UK pensions: The journey to net zero
At COP26’s Finance Day, the Chancellor of the Exchequer announced plans for the UK to become the first ever ‘Net Zero Aligned Financial Centre’.
Under the proposals, UK financial institutions and listed companies will be required to publish net zero transition plans detailing how they will adapt and de-carbonise by 2023, as the UK moves towards a net zero economy by 2050.
The requirement to prepare transition plans is to be backed by legislation, and oversight arrangements are to be established to ensure that transition plans are a genuine endeavour.
“This means we are going to move towards making it mandatory for firms to publish a clear, deliverable plan setting out how they will decarbonise and transition to Net Zero – with an independent Taskforce to define what’s required.” Rishi Sunak, Chancellor of the Exchequer
FCA-regulated pension providers
Pension providers regulated by the Financial Conduct Authority (FCA) fall within the scope of this announcement.
This latest announcement highlights that climate change governance and the Taskforce on Climate-related Financial Disclosure (TCFD) requirements placed on private sector entities are not static and UK government expectations of the private sector are very high, and likely to remain so.
The FCA is currently considering responses to a recent consultation on introducing TCFD-aligned disclosure requirements for regulated entities, including pension providers. A key aim of this consultation is for the disclosures to meet the needs of pension savers.

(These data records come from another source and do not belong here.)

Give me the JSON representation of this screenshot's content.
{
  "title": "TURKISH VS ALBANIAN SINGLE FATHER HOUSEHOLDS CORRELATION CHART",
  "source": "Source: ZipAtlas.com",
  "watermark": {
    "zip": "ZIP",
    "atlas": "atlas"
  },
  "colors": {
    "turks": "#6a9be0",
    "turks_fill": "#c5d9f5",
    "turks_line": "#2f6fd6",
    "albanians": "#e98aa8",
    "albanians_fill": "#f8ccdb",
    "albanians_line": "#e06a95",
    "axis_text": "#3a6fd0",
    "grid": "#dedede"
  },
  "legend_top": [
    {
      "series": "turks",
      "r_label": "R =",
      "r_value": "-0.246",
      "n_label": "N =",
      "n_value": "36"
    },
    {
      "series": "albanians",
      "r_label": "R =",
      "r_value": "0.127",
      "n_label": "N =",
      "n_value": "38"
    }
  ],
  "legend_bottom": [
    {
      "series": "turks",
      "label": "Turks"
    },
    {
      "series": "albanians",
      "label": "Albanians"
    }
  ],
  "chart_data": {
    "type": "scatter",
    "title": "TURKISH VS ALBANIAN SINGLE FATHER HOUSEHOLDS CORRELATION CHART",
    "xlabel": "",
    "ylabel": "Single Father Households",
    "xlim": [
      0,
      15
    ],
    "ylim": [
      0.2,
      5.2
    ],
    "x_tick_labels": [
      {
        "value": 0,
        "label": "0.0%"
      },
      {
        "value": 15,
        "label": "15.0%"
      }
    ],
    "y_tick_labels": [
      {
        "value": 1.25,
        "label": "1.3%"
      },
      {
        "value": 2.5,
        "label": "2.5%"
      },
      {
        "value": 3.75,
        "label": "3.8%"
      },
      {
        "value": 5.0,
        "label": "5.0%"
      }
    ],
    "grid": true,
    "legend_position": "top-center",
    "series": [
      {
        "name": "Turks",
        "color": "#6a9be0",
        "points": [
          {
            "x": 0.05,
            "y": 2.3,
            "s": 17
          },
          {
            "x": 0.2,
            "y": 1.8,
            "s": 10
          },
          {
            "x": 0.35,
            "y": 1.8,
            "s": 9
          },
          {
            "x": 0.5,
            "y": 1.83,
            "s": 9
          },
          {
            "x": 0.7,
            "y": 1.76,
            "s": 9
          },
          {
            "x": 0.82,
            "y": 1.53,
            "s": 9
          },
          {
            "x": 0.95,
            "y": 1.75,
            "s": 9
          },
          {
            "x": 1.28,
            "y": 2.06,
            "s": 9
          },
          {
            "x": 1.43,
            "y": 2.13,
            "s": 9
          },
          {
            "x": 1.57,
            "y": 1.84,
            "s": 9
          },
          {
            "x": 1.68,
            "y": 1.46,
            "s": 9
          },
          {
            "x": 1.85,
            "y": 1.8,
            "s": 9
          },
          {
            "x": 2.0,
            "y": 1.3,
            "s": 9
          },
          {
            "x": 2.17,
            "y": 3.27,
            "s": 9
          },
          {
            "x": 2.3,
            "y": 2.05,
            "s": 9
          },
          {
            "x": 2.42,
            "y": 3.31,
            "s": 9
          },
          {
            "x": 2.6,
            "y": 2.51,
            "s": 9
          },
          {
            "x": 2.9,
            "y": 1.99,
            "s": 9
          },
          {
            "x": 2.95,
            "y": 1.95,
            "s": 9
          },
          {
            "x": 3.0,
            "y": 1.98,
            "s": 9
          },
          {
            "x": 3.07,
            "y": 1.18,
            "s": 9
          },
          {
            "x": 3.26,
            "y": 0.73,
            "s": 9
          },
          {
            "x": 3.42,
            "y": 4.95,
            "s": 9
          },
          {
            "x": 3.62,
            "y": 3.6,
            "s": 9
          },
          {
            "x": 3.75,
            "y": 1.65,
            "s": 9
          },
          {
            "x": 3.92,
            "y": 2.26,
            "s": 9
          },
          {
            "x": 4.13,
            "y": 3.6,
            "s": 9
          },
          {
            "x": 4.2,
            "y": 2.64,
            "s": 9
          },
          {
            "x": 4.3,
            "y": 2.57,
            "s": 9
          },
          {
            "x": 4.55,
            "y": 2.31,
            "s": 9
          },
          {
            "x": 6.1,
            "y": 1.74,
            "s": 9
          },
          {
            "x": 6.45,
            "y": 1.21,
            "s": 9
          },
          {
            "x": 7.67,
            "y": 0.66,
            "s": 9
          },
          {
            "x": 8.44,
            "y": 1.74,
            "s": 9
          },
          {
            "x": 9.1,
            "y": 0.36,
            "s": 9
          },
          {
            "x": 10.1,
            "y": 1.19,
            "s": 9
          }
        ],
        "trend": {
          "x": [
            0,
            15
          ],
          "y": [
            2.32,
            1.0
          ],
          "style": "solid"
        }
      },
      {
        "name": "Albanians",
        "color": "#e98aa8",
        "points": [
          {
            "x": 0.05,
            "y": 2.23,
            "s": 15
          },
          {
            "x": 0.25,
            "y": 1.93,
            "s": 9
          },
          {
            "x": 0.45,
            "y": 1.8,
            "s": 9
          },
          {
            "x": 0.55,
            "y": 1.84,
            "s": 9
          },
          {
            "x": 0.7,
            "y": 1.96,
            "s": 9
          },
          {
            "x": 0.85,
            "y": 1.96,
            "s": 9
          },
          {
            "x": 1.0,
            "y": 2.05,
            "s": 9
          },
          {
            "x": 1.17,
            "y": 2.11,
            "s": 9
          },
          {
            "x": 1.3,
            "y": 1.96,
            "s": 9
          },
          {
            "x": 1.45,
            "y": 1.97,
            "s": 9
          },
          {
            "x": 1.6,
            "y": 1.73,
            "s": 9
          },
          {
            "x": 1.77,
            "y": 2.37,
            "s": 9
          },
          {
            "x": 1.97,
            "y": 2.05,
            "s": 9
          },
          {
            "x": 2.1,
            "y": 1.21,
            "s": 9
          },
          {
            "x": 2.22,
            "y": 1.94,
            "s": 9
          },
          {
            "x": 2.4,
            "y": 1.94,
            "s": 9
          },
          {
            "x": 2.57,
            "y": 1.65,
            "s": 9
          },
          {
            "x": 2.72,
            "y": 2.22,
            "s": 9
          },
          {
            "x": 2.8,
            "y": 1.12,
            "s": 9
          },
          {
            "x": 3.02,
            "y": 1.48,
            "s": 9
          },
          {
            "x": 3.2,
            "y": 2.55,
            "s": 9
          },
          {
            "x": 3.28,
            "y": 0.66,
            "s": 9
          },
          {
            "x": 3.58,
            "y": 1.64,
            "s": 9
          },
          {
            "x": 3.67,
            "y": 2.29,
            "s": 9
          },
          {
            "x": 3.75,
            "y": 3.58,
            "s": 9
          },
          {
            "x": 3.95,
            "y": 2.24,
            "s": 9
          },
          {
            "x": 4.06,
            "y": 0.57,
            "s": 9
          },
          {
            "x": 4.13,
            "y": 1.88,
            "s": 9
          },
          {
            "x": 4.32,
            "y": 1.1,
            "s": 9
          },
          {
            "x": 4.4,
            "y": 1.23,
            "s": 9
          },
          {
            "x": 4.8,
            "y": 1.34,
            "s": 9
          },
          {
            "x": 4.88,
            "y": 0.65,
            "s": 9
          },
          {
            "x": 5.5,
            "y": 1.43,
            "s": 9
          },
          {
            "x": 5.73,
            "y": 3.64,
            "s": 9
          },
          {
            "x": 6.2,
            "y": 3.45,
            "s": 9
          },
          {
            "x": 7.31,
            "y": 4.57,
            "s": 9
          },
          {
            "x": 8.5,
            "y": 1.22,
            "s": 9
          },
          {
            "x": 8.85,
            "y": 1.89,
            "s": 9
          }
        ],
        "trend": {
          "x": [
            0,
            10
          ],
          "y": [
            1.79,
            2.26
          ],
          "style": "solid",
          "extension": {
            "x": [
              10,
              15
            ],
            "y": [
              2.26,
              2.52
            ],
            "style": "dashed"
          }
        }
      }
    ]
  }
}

Alongside this consultation, the FCA consulted on proposals to extend the application of its TCFD-aligned Listing Rule for premium-listed commercial companies to issuers of standard listed equity shares.

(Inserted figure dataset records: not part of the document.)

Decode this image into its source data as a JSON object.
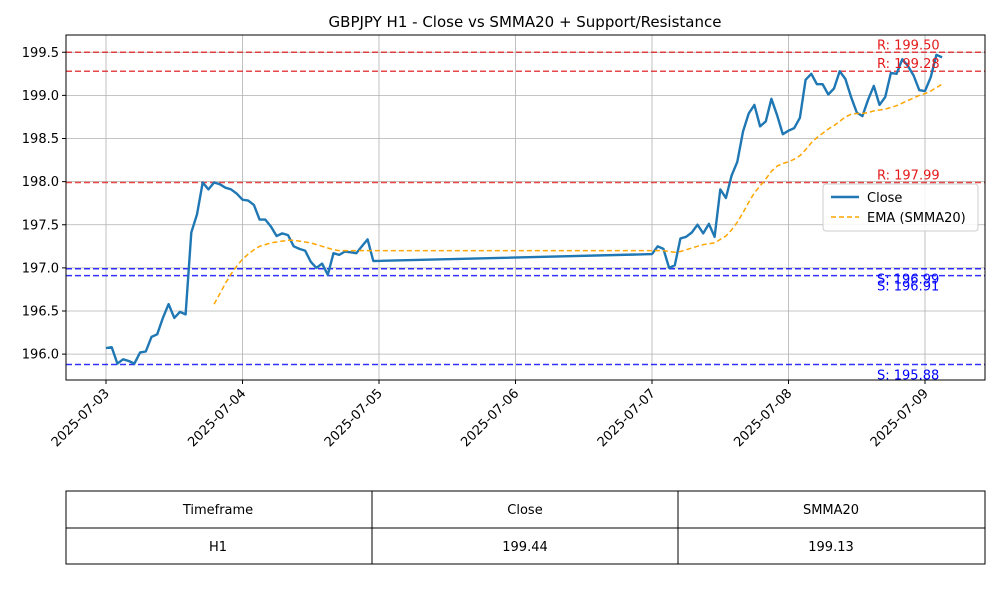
{
  "chart_data": {
    "type": "line",
    "title": "GBPJPY H1 - Close vs SMMA20 + Support/Resistance",
    "xlabel": "",
    "ylabel": "",
    "x_ticks": [
      "2025-07-03",
      "2025-07-04",
      "2025-07-05",
      "2025-07-06",
      "2025-07-07",
      "2025-07-08",
      "2025-07-09"
    ],
    "y_ticks": [
      "196.0",
      "196.5",
      "197.0",
      "197.5",
      "198.0",
      "198.5",
      "199.0",
      "199.5"
    ],
    "ylim": [
      195.7,
      199.7
    ],
    "grid": true,
    "legend_position": "right",
    "series": [
      {
        "name": "Close",
        "color": "#1f77b4",
        "style": "solid",
        "points": [
          [
            "2025-07-03T00:00",
            196.07
          ],
          [
            "2025-07-03T01:00",
            196.08
          ],
          [
            "2025-07-03T02:00",
            195.89
          ],
          [
            "2025-07-03T03:00",
            195.94
          ],
          [
            "2025-07-03T04:00",
            195.92
          ],
          [
            "2025-07-03T05:00",
            195.89
          ],
          [
            "2025-07-03T06:00",
            196.02
          ],
          [
            "2025-07-03T07:00",
            196.03
          ],
          [
            "2025-07-03T08:00",
            196.2
          ],
          [
            "2025-07-03T09:00",
            196.23
          ],
          [
            "2025-07-03T10:00",
            196.42
          ],
          [
            "2025-07-03T11:00",
            196.58
          ],
          [
            "2025-07-03T12:00",
            196.42
          ],
          [
            "2025-07-03T13:00",
            196.49
          ],
          [
            "2025-07-03T14:00",
            196.46
          ],
          [
            "2025-07-03T15:00",
            197.41
          ],
          [
            "2025-07-03T16:00",
            197.62
          ],
          [
            "2025-07-03T17:00",
            197.99
          ],
          [
            "2025-07-03T18:00",
            197.91
          ],
          [
            "2025-07-03T19:00",
            197.99
          ],
          [
            "2025-07-03T20:00",
            197.97
          ],
          [
            "2025-07-03T21:00",
            197.93
          ],
          [
            "2025-07-03T22:00",
            197.91
          ],
          [
            "2025-07-03T23:00",
            197.86
          ],
          [
            "2025-07-04T00:00",
            197.79
          ],
          [
            "2025-07-04T01:00",
            197.78
          ],
          [
            "2025-07-04T02:00",
            197.73
          ],
          [
            "2025-07-04T03:00",
            197.56
          ],
          [
            "2025-07-04T04:00",
            197.56
          ],
          [
            "2025-07-04T05:00",
            197.48
          ],
          [
            "2025-07-04T06:00",
            197.37
          ],
          [
            "2025-07-04T07:00",
            197.4
          ],
          [
            "2025-07-04T08:00",
            197.38
          ],
          [
            "2025-07-04T09:00",
            197.25
          ],
          [
            "2025-07-04T10:00",
            197.22
          ],
          [
            "2025-07-04T11:00",
            197.2
          ],
          [
            "2025-07-04T12:00",
            197.07
          ],
          [
            "2025-07-04T13:00",
            197.0
          ],
          [
            "2025-07-04T14:00",
            197.05
          ],
          [
            "2025-07-04T15:00",
            196.92
          ],
          [
            "2025-07-04T16:00",
            197.17
          ],
          [
            "2025-07-04T17:00",
            197.15
          ],
          [
            "2025-07-04T18:00",
            197.19
          ],
          [
            "2025-07-04T19:00",
            197.18
          ],
          [
            "2025-07-04T20:00",
            197.17
          ],
          [
            "2025-07-04T21:00",
            197.25
          ],
          [
            "2025-07-04T22:00",
            197.33
          ],
          [
            "2025-07-04T23:00",
            197.08
          ],
          [
            "2025-07-07T00:00",
            197.16
          ],
          [
            "2025-07-07T01:00",
            197.25
          ],
          [
            "2025-07-07T02:00",
            197.22
          ],
          [
            "2025-07-07T03:00",
            197.0
          ],
          [
            "2025-07-07T04:00",
            197.03
          ],
          [
            "2025-07-07T05:00",
            197.34
          ],
          [
            "2025-07-07T06:00",
            197.36
          ],
          [
            "2025-07-07T07:00",
            197.41
          ],
          [
            "2025-07-07T08:00",
            197.5
          ],
          [
            "2025-07-07T09:00",
            197.4
          ],
          [
            "2025-07-07T10:00",
            197.51
          ],
          [
            "2025-07-07T11:00",
            197.36
          ],
          [
            "2025-07-07T12:00",
            197.91
          ],
          [
            "2025-07-07T13:00",
            197.81
          ],
          [
            "2025-07-07T14:00",
            198.07
          ],
          [
            "2025-07-07T15:00",
            198.23
          ],
          [
            "2025-07-07T16:00",
            198.58
          ],
          [
            "2025-07-07T17:00",
            198.79
          ],
          [
            "2025-07-07T18:00",
            198.89
          ],
          [
            "2025-07-07T19:00",
            198.64
          ],
          [
            "2025-07-07T20:00",
            198.7
          ],
          [
            "2025-07-07T21:00",
            198.96
          ],
          [
            "2025-07-07T22:00",
            198.77
          ],
          [
            "2025-07-07T23:00",
            198.55
          ],
          [
            "2025-07-08T00:00",
            198.59
          ],
          [
            "2025-07-08T01:00",
            198.62
          ],
          [
            "2025-07-08T02:00",
            198.74
          ],
          [
            "2025-07-08T03:00",
            199.18
          ],
          [
            "2025-07-08T04:00",
            199.25
          ],
          [
            "2025-07-08T05:00",
            199.13
          ],
          [
            "2025-07-08T06:00",
            199.13
          ],
          [
            "2025-07-08T07:00",
            199.01
          ],
          [
            "2025-07-08T08:00",
            199.08
          ],
          [
            "2025-07-08T09:00",
            199.28
          ],
          [
            "2025-07-08T10:00",
            199.19
          ],
          [
            "2025-07-08T11:00",
            198.98
          ],
          [
            "2025-07-08T12:00",
            198.8
          ],
          [
            "2025-07-08T13:00",
            198.76
          ],
          [
            "2025-07-08T14:00",
            198.95
          ],
          [
            "2025-07-08T15:00",
            199.11
          ],
          [
            "2025-07-08T16:00",
            198.89
          ],
          [
            "2025-07-08T17:00",
            198.98
          ],
          [
            "2025-07-08T18:00",
            199.26
          ],
          [
            "2025-07-08T19:00",
            199.25
          ],
          [
            "2025-07-08T20:00",
            199.42
          ],
          [
            "2025-07-08T21:00",
            199.34
          ],
          [
            "2025-07-08T22:00",
            199.23
          ],
          [
            "2025-07-08T23:00",
            199.06
          ],
          [
            "2025-07-09T00:00",
            199.05
          ],
          [
            "2025-07-09T01:00",
            199.21
          ],
          [
            "2025-07-09T02:00",
            199.47
          ],
          [
            "2025-07-09T03:00",
            199.44
          ]
        ]
      },
      {
        "name": "EMA (SMMA20)",
        "color": "#ffa500",
        "style": "dashed",
        "points": [
          [
            "2025-07-03T19:00",
            196.58
          ],
          [
            "2025-07-03T20:00",
            196.7
          ],
          [
            "2025-07-03T21:00",
            196.82
          ],
          [
            "2025-07-03T22:00",
            196.93
          ],
          [
            "2025-07-03T23:00",
            197.02
          ],
          [
            "2025-07-04T00:00",
            197.1
          ],
          [
            "2025-07-04T01:00",
            197.16
          ],
          [
            "2025-07-04T02:00",
            197.21
          ],
          [
            "2025-07-04T03:00",
            197.25
          ],
          [
            "2025-07-04T04:00",
            197.27
          ],
          [
            "2025-07-04T05:00",
            197.29
          ],
          [
            "2025-07-04T06:00",
            197.3
          ],
          [
            "2025-07-04T07:00",
            197.31
          ],
          [
            "2025-07-04T08:00",
            197.32
          ],
          [
            "2025-07-04T09:00",
            197.32
          ],
          [
            "2025-07-04T10:00",
            197.31
          ],
          [
            "2025-07-04T11:00",
            197.3
          ],
          [
            "2025-07-04T12:00",
            197.29
          ],
          [
            "2025-07-04T13:00",
            197.27
          ],
          [
            "2025-07-04T14:00",
            197.25
          ],
          [
            "2025-07-04T15:00",
            197.23
          ],
          [
            "2025-07-04T16:00",
            197.21
          ],
          [
            "2025-07-04T17:00",
            197.2
          ],
          [
            "2025-07-04T18:00",
            197.2
          ],
          [
            "2025-07-04T19:00",
            197.2
          ],
          [
            "2025-07-04T20:00",
            197.2
          ],
          [
            "2025-07-04T21:00",
            197.2
          ],
          [
            "2025-07-04T22:00",
            197.2
          ],
          [
            "2025-07-04T23:00",
            197.2
          ],
          [
            "2025-07-07T00:00",
            197.2
          ],
          [
            "2025-07-07T01:00",
            197.2
          ],
          [
            "2025-07-07T02:00",
            197.2
          ],
          [
            "2025-07-07T03:00",
            197.19
          ],
          [
            "2025-07-07T04:00",
            197.18
          ],
          [
            "2025-07-07T05:00",
            197.19
          ],
          [
            "2025-07-07T06:00",
            197.21
          ],
          [
            "2025-07-07T07:00",
            197.23
          ],
          [
            "2025-07-07T08:00",
            197.25
          ],
          [
            "2025-07-07T09:00",
            197.27
          ],
          [
            "2025-07-07T10:00",
            197.28
          ],
          [
            "2025-07-07T11:00",
            197.29
          ],
          [
            "2025-07-07T12:00",
            197.33
          ],
          [
            "2025-07-07T13:00",
            197.37
          ],
          [
            "2025-07-07T14:00",
            197.44
          ],
          [
            "2025-07-07T15:00",
            197.53
          ],
          [
            "2025-07-07T16:00",
            197.64
          ],
          [
            "2025-07-07T17:00",
            197.76
          ],
          [
            "2025-07-07T18:00",
            197.87
          ],
          [
            "2025-07-07T19:00",
            197.95
          ],
          [
            "2025-07-07T20:00",
            198.03
          ],
          [
            "2025-07-07T21:00",
            198.12
          ],
          [
            "2025-07-07T22:00",
            198.18
          ],
          [
            "2025-07-07T23:00",
            198.21
          ],
          [
            "2025-07-08T00:00",
            198.23
          ],
          [
            "2025-07-08T01:00",
            198.26
          ],
          [
            "2025-07-08T02:00",
            198.3
          ],
          [
            "2025-07-08T03:00",
            198.37
          ],
          [
            "2025-07-08T04:00",
            198.45
          ],
          [
            "2025-07-08T05:00",
            198.51
          ],
          [
            "2025-07-08T06:00",
            198.56
          ],
          [
            "2025-07-08T07:00",
            198.61
          ],
          [
            "2025-07-08T08:00",
            198.65
          ],
          [
            "2025-07-08T09:00",
            198.7
          ],
          [
            "2025-07-08T10:00",
            198.75
          ],
          [
            "2025-07-08T11:00",
            198.78
          ],
          [
            "2025-07-08T12:00",
            198.79
          ],
          [
            "2025-07-08T13:00",
            198.79
          ],
          [
            "2025-07-08T14:00",
            198.8
          ],
          [
            "2025-07-08T15:00",
            198.82
          ],
          [
            "2025-07-08T16:00",
            198.83
          ],
          [
            "2025-07-08T17:00",
            198.84
          ],
          [
            "2025-07-08T18:00",
            198.86
          ],
          [
            "2025-07-08T19:00",
            198.88
          ],
          [
            "2025-07-08T20:00",
            198.91
          ],
          [
            "2025-07-08T21:00",
            198.94
          ],
          [
            "2025-07-08T22:00",
            198.97
          ],
          [
            "2025-07-08T23:00",
            199.0
          ],
          [
            "2025-07-09T00:00",
            199.02
          ],
          [
            "2025-07-09T01:00",
            199.05
          ],
          [
            "2025-07-09T02:00",
            199.09
          ],
          [
            "2025-07-09T03:00",
            199.13
          ]
        ]
      }
    ],
    "levels": [
      {
        "kind": "resistance",
        "value": 199.5,
        "label": "R: 199.50",
        "color": "#e31a1c"
      },
      {
        "kind": "resistance",
        "value": 199.28,
        "label": "R: 199.28",
        "color": "#e31a1c"
      },
      {
        "kind": "resistance",
        "value": 197.99,
        "label": "R: 197.99",
        "color": "#e31a1c"
      },
      {
        "kind": "support",
        "value": 196.99,
        "label": "S: 196.99",
        "color": "#0000ff"
      },
      {
        "kind": "support",
        "value": 196.91,
        "label": "S: 196.91",
        "color": "#0000ff"
      },
      {
        "kind": "support",
        "value": 195.88,
        "label": "S: 195.88",
        "color": "#0000ff"
      }
    ]
  },
  "table": {
    "headers": [
      "Timeframe",
      "Close",
      "SMMA20"
    ],
    "rows": [
      [
        "H1",
        "199.44",
        "199.13"
      ]
    ]
  }
}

The FCA intends to confirm its final policy on climate-related disclosures before the end of 2021.
Occupational pension schemes
For trust-based pension schemes, the largest private sector occupational schemes and all master trusts must comply with TCFD-aligned disclosure requirements from October 2021. Pension schemes must also introduce climate change-related governance arrangements alongside the disclosure requirements.
In October 2021, the Department of Work and Pensions (DWP) brought forward proposals on enhancing TCFD-aligned disclosures by pension schemes to require trustees to measure – as far as they are able – and report on their investment portfolios’ Paris alignment.
This will involve calculating and disclosing a portfolio alignment metric describing the extent to which scheme investments are aligned with the goal of limiting the increase in the global average temperature to 1.5 degrees Celsius above pre-industrial levels.
When introduced these enhanced reporting requirements will apply to the largest schemes and master trusts in the first instance.
Oversight of FCA-regulated financial institutions
The UK government is to set up a high-level Transition Plan Taskforce, bringing together industry and academia with regulators and the third sector to develop a ‘gold standard’ for transition plans and associated cutting edge metrics, coordinating with international efforts under the Glasgow Financial Alliance for Net Zero (GFANZ) and others, and reporting by the end of 2022.
The Taskforce will set a robust standard and help to tackle greenwashing. E3G and the Centre for Greening Finance and Investment (CGFI) will act as the secretariat, with funding provided by philanthropy. The FCA will be formally involved and will be required to have regard to its findings.
Oversight of TPR-regulated pension schemes
The Pensions Regulator (TPR) has published draft guidance on how it intends to ensure that pension schemes have complied with their climate change governance and reporting obligations.
It will be looking for evidence that pension trustees:
- Are taking proper account of climate change when making decisions about their scheme, and that those advising trustees are helping them to do this.
- Have carried out an analysis in a way that is consistent with TCFD recommendations so that savers and others can be confident in it.
- Have seriously considered the risks and opportunities that climate change will bring to the scheme, in its particular circumstances.
- Have decided what to do as a result of this analysis and have set a target to help the scheme achieve that goal.
A ‘whole’ investment chain approach
There will undoubtedly be significant challenges along the way for pension schemes and pension providers as they pivot to focus keenly on climate change governance, risk and disclosure. Having similar requirements to other entities in the investment chain will help improve the quality and consitency of data available to pension schemes and pension providers over time.
While the largest pension schemes already have governance and disclosure obligations, we know these requirements are to be extended in short order to a second tranche of pension schemes with the likelihood that other schemes will be caught at a later date.
Pension schemes as yet outside the scope of the governance and disclosure requirements should still be considering climate change as part of their integrated risk management. Trustees of smaller schemes should also be considering their training needs and how to get up to date on their trustee knowledge and understanding (TKU).
Other challenges for smaller schemes are more limited access to advisers and, possibly, to good quality data, depending on the nature of the investments they hold. However, asset managers are at the forefront of seeking ways of obtaining data and assessing the exposure of investments, including pooled investments, to climate-related risk which smaller schemes may be able to benefit from.
The Pensions and Lifetime Savings Association is also there to support pension schemes and providers to address some of the challenges outlined and has recently published A changing climate report: Progress update.